В это время мать Камы вышла из кухни, неся в переднике кукурузу.
– Цып! Цып! Цып! – раздался ее голос. Озаренная солнцем, полная, уютная, она стояла посреди зеленого двора в своем сером домотканом платье, и со всех сторон к ней бежали куры, петухи, поспешали, как бы стесняясь своей тяжеловатой неловкости, индюки.
Золотистые горсти кукурузы, просверкнув на солнце, падали в гущу квохчущих птиц. В птичьем хозяйстве Большого Дома было два карликовых петуха и две карликовые курицы. Карликовые петухи, ростом не больше цыпленка, были такие злые и отчаянные, что большие петухи всегда отступали перед ними.
Вот и сейчас карликовый петух, озлившись на большого рыжего петуха, отогнал его в сторону. Каме было смешно видеть, как большой петух улепетывает от карликового петушка.
Наверное, маленькие петушки такие злые оттого, что они маленькие, подумала Кама. Она попыталась сопоставить жизнь петухов с жизнью взрослых людей, но не смогла, потому что в их роду не было людей маленького роста. Правда, отец был маленьким, но он не был злым, он только не любил лентяев. И потом отец был сильным. Так что его можно было считать и не маленьким.
Наседка, до этого дремавшая, прикрыв крыльями всех своих цыплят, сейчас, услышав гомон кур и поняв, что хозяйка их кормит, привстала, как бы с трудом вспоминая свое прошлое обычной курицы и не вполне понимая, почему ее сейчас держат привязанной к колышку. Цыплята стали с писком выбегать из-под нее, рассеянно поклевывая муку и внезапно сиротливо задумываясь, словно так и не могли решить, где им было лучше, внутри яйца или здесь, на земле.
Когда все цыплята выскочили из-под курицы, наседка перестала вытягивать голову в сторону гомонящих птиц, возможно наконец поняв, почему она здесь привязана, и как бы осознавая, что и в этом ее положении есть свои преимущества, стала спокойно клевать муку.
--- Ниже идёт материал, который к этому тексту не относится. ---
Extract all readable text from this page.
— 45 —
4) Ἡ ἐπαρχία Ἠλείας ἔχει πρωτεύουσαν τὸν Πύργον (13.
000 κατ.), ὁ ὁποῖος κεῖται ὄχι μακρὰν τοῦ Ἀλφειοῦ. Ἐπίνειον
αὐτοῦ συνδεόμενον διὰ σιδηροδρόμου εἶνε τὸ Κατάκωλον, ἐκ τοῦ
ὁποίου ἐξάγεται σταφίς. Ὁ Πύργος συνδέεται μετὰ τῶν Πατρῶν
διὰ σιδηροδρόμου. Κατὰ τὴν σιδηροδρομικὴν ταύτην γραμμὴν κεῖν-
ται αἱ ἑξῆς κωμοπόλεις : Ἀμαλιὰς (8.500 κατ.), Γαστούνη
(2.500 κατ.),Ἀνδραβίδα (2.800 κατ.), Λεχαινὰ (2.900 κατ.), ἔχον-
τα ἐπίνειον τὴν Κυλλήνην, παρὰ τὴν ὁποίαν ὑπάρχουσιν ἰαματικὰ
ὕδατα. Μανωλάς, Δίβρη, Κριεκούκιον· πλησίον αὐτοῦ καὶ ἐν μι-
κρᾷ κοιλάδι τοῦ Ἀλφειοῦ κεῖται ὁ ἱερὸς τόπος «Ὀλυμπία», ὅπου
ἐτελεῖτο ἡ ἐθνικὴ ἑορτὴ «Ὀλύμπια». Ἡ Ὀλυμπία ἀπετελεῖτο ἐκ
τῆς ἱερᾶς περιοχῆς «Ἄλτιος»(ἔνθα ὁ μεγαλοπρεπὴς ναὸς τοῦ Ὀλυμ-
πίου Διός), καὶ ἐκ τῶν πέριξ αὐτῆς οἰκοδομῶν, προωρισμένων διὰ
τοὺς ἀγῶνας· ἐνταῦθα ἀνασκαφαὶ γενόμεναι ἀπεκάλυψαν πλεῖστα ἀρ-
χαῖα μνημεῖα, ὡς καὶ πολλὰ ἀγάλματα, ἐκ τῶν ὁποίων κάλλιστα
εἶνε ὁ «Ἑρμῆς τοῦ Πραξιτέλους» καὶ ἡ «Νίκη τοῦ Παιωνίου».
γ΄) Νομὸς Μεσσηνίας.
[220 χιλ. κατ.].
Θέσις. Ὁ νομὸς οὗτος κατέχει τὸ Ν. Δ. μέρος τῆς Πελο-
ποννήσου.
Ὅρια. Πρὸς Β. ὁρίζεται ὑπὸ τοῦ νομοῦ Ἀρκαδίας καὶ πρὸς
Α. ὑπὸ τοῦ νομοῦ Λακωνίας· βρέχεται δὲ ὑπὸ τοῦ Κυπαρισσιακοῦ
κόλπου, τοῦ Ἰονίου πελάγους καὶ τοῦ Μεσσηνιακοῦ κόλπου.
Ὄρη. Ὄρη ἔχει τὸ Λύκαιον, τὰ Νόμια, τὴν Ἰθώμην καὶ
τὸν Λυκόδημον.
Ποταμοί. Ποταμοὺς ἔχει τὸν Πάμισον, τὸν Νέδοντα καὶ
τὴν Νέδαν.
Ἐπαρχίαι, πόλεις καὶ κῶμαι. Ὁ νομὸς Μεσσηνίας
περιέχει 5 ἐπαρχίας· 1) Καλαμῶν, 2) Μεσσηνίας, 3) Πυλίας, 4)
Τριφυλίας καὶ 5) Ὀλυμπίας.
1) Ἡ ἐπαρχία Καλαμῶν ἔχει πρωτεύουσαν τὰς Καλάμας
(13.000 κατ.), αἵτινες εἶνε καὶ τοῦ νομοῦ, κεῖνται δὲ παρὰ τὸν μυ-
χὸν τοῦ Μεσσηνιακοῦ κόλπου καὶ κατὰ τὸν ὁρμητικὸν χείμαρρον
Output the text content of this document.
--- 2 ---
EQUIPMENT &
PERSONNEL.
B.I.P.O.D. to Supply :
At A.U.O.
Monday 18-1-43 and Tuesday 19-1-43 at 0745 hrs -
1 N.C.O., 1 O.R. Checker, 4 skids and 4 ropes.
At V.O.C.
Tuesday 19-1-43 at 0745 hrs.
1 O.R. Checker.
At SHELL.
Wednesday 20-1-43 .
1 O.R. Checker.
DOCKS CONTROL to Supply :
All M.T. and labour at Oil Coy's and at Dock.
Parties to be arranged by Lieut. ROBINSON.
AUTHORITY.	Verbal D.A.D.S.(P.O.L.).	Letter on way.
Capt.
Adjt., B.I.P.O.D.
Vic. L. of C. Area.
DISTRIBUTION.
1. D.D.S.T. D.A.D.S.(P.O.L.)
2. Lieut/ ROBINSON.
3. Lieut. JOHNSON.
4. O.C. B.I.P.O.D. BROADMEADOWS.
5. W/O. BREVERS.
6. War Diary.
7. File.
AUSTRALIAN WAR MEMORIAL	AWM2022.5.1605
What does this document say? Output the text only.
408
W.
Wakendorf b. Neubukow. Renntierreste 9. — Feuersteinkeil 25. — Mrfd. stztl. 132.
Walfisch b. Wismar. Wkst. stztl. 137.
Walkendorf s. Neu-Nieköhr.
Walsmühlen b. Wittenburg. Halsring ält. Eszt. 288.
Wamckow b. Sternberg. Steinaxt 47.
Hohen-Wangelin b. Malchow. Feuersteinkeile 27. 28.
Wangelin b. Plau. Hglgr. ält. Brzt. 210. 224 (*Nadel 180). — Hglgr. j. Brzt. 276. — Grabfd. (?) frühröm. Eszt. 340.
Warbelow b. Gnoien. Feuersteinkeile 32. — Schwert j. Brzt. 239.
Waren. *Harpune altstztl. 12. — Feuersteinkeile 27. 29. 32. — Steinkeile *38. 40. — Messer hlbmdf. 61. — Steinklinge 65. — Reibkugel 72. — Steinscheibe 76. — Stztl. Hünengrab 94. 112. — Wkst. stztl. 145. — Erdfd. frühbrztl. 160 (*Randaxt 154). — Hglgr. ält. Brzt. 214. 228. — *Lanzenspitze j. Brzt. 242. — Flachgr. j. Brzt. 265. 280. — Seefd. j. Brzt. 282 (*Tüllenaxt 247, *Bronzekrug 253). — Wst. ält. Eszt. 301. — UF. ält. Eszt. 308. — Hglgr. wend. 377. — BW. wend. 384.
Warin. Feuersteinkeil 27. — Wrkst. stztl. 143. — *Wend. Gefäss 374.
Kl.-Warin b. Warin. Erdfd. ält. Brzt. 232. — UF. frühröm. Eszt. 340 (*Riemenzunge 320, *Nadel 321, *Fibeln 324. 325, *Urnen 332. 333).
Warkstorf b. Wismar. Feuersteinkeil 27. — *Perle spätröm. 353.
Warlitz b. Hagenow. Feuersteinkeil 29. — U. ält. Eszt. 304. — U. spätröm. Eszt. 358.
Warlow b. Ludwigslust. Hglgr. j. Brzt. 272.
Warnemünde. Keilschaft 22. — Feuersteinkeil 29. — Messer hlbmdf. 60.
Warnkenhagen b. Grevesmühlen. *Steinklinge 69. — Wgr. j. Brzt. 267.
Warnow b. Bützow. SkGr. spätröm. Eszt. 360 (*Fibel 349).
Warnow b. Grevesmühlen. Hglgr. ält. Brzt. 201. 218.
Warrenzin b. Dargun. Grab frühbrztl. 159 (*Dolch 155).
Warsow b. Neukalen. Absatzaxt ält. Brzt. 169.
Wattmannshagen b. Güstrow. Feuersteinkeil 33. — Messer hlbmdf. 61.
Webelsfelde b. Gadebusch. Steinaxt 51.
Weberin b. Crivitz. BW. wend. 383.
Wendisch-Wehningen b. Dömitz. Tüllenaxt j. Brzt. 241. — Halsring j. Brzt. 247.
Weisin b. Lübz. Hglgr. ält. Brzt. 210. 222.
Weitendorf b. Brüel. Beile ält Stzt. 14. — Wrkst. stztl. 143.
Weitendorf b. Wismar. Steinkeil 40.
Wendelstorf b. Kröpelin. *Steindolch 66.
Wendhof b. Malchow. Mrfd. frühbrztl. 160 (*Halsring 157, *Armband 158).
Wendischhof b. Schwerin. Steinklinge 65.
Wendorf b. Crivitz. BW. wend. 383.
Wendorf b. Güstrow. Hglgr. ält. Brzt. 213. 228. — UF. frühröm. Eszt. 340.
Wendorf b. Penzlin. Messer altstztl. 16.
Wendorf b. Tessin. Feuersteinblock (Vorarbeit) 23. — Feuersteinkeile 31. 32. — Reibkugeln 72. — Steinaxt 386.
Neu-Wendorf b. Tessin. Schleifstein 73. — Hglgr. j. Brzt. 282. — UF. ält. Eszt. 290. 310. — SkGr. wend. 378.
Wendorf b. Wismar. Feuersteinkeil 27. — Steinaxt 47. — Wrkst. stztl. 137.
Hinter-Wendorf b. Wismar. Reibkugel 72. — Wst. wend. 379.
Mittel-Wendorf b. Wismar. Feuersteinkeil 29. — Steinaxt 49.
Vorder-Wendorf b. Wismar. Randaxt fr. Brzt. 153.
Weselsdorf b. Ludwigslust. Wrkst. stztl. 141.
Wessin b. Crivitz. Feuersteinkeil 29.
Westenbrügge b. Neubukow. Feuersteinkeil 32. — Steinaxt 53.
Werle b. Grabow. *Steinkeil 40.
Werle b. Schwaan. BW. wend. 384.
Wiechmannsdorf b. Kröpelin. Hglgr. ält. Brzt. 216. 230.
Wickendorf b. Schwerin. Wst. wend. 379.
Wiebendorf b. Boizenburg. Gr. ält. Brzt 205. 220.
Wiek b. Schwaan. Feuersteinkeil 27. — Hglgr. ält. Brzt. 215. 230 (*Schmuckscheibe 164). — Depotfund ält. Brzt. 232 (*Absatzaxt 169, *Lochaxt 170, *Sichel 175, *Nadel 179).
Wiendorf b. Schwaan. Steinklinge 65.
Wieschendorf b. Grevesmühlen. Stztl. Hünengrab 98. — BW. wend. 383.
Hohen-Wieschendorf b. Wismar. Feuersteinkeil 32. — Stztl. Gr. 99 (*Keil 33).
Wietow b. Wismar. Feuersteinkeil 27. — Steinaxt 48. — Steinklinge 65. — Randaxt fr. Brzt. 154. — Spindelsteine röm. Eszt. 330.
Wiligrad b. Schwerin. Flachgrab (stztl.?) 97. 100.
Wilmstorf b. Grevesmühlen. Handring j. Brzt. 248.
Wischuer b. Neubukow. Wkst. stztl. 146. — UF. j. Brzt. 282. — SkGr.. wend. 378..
Кама никак не могла понять, каким образом наседка ухитряется спрятать под своими крыльями целых пятнадцать цыплят. Это же надо! Сначала некоторые цыплята взгромождались на курицу, другие прямо лезли под крылья, неловко толклись там, попискивая, но потом постепенно все успокаивались.
Те, что сидели верхом на курице, соскальзывали с нее и тоже лезли под крылья. И сперва казалось невозможным, чтобы все цыплята уместились под наседкой, но она, пошевеливая растопыренными крыльями, находила для них все новые и новые места и наконец полностью укрывала всех, словно и не было никого, и только временами доносилось из-под нее сонное попискивание.
Вот и сейчас цыплята, вяло порезвившись на воле, снова полезли под крылья матери. Каждый раз видя, как цыплята один за другим исчезают под теплыми крыльями наседки, Кама чувствовала, что на ее глазах произошло необъяснимое чудо.
Она еще не понимала, что в мире нет ничего вместительней крыльев любви. Но и не понимая, она и сейчас при виде наседки, на ее глазах укрывшей под крыльями всех цыплят, ощутила восторг, как бы предчувствие праздника жизни.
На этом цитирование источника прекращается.